Büyük çoğunluk adil yargılama olmadığı inancında ve bu kaygı toplumda en çok tartışılan konulardan biri, ancak “Demokratikleşme Paketi”nde yok. Demokrasi önce özgürlüklerin güvencesi ise, bu pakette adı bile geçmiyor.
UZUN TUTUKLULUK
Son yıllarda çeşitli davalarda binlerce kişi hüküm giymeden yıllarca tutuklu kalıyor. Uzun tutukluluk sürelerine Cumhurbaşkanı, Meclis Başkanı, Başbakan, Adalet Bakanı ve diğerleri her fırsatta karşı çıkıyor. Demokrasinin en ağır yaralarından biri uzun tutukluluk süresi.Kendileri de her zaman eleştirdikleri halde, pakette bu yönde hiçbir adım yok.Tam da böyle bir pakette yer alması gerektiği halde, toplumda kanayan yaraların başında geldiği halde, AKP bunları görmezden geliyor. Bu durumun mağdurlarına, ıstırap çeken yurttaşlara “Nasıl olsa benden değil” diye bakıyor.
2002’de hapishanelerde 56 bin kişi varken, bu rakam şimdi 135 bine çıkmış, ne gam. Tek başına bu rakam bile, uzun tutukluluk sürelerine ve adil yargılamaya itirazın ne kadar yerinde olduğunu gösteriyor.
Demokrasi önce ifade ve basın özgürlüğü ile toplantı ve gösteri yürüyüşlerindeki özgürlükten, temel hak ve özgürlüklerden geçiyor.Özgürlüklere uygulanan baskının kalkmasından bu pakette eser yok. Önceki gün ve dün yandaşların paketin ne kadar demokratik olduğuna ilişkin övgülerine şaşmamak mümkün değil.

CHP’ye dört kanal

SAYIYORUM, bir, iki, üç, dört, evet dört.
Tayyip Erdoğan‘ın açıkladığı “Demokrasi Paketi”ne CHP lideri Kemal Kılıçdaroğlu dün basın toplantısıyla yanıt veriyor.

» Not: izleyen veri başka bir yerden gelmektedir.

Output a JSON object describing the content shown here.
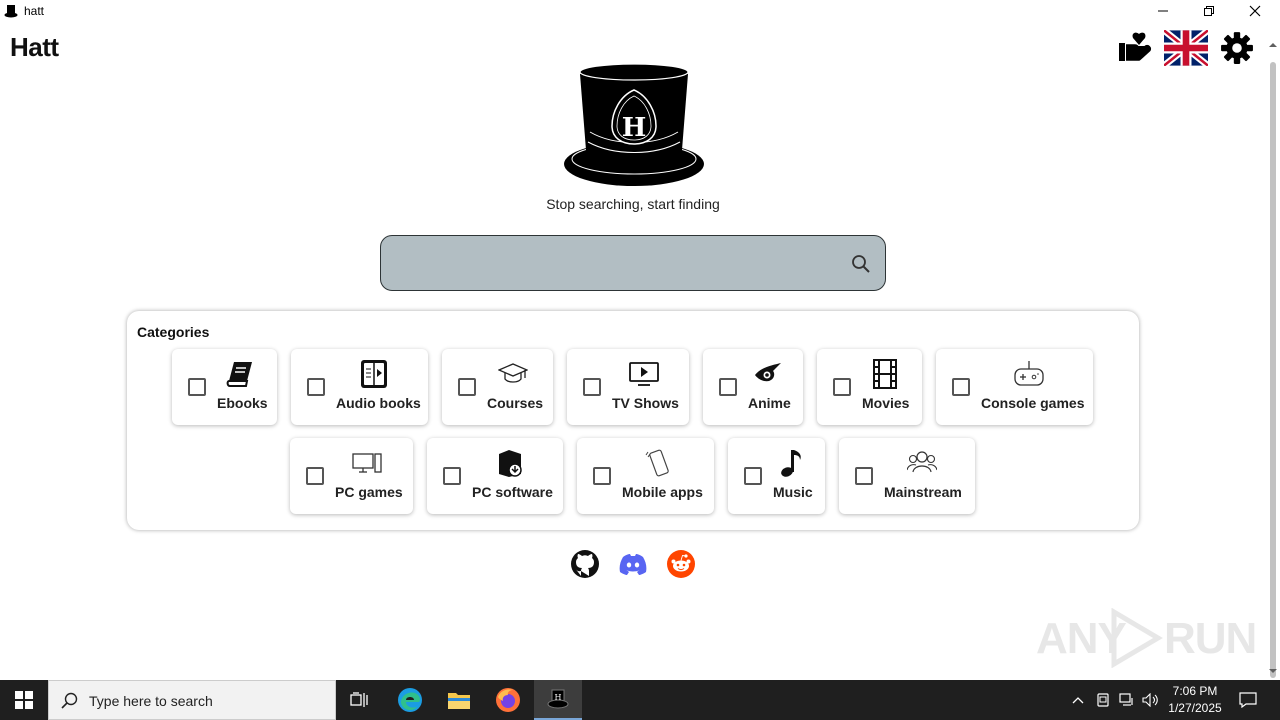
{
  "window": {
    "title": "hatt"
  },
  "header": {
    "brand": "Hatt"
  },
  "hero": {
    "tagline": "Stop searching, start finding",
    "logo_letter": "H"
  },
  "search": {
    "value": "",
    "placeholder": ""
  },
  "categories": {
    "title": "Categories",
    "row1": [
      {
        "label": "Ebooks",
        "icon": "book-icon"
      },
      {
        "label": "Audio books",
        "icon": "audiobook-icon"
      },
      {
        "label": "Courses",
        "icon": "graduation-cap-icon"
      },
      {
        "label": "TV Shows",
        "icon": "tv-icon"
      },
      {
        "label": "Anime",
        "icon": "anime-eye-icon"
      },
      {
        "label": "Movies",
        "icon": "film-strip-icon"
      },
      {
        "label": "Console games",
        "icon": "gamepad-icon"
      }
    ],
    "row2": [
      {
        "label": "PC games",
        "icon": "pc-icon"
      },
      {
        "label": "PC software",
        "icon": "software-box-icon"
      },
      {
        "label": "Mobile apps",
        "icon": "phone-icon"
      },
      {
        "label": "Music",
        "icon": "music-note-icon"
      },
      {
        "label": "Mainstream",
        "icon": "people-icon"
      }
    ]
  },
  "social": [
    "github-icon",
    "discord-icon",
    "reddit-icon"
  ],
  "watermark": {
    "left": "ANY",
    "right": "RUN"
  },
  "taskbar": {
    "search_placeholder": "Type here to search",
    "time": "7:06 PM",
    "date": "1/27/2025"
  },
  "colors": {
    "search_bg": "#b2bec3",
    "search_border": "#2d3436",
    "taskbar": "#1f1f1f"
  }
}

Basın toplantısını dün sadece dört kanal canlı yayınlıyor. Bir gün önce Erdoğan‘ın açıklamalarına on bir kanal, dün Kılıçdaroğlu‘na dört kanal.
1- Bu bile demokrasinin ne kadar geride olduğunun kanıtı.
2- Bu bile, medyanın nasıl baskı altına alındığının kanıtı.
Yetmiyor, önceki gün sabahtan gece yarılarına kadar açılan paket tartışılıyor.
Hızını alamayanlar, “Çok partili hayata geçtiğimiz 1950’den bu yana en demokratik paket” deyimini kullanıyor. Tarihe propaganda ustası olarak geçen Hitler‘in baş adamlarından Goebbels bile sınıfta kalır.

Arınç anında öğrenmiş

DEMOKRASI Paketi açıklaması sonrasında Bakanlar Kurulu toplanıyor. Açıklamanın üstünden dört-beş saat geçmiş, Başbakan Yardımcısı Bülent Arınç gazetecilerin karşısında:“Demokrasi Paketi tutmuştur, halkın yüzde 75’inin paketten memnun olduğu anlaşılmıştır”.
Bravo, dört-beş saat içinde halk paketi öğreniyor, iktidar nabız tutuyor ve her dört kişiden üçü paketi beğeniyor. Bu da propagandanın başka türlüsü.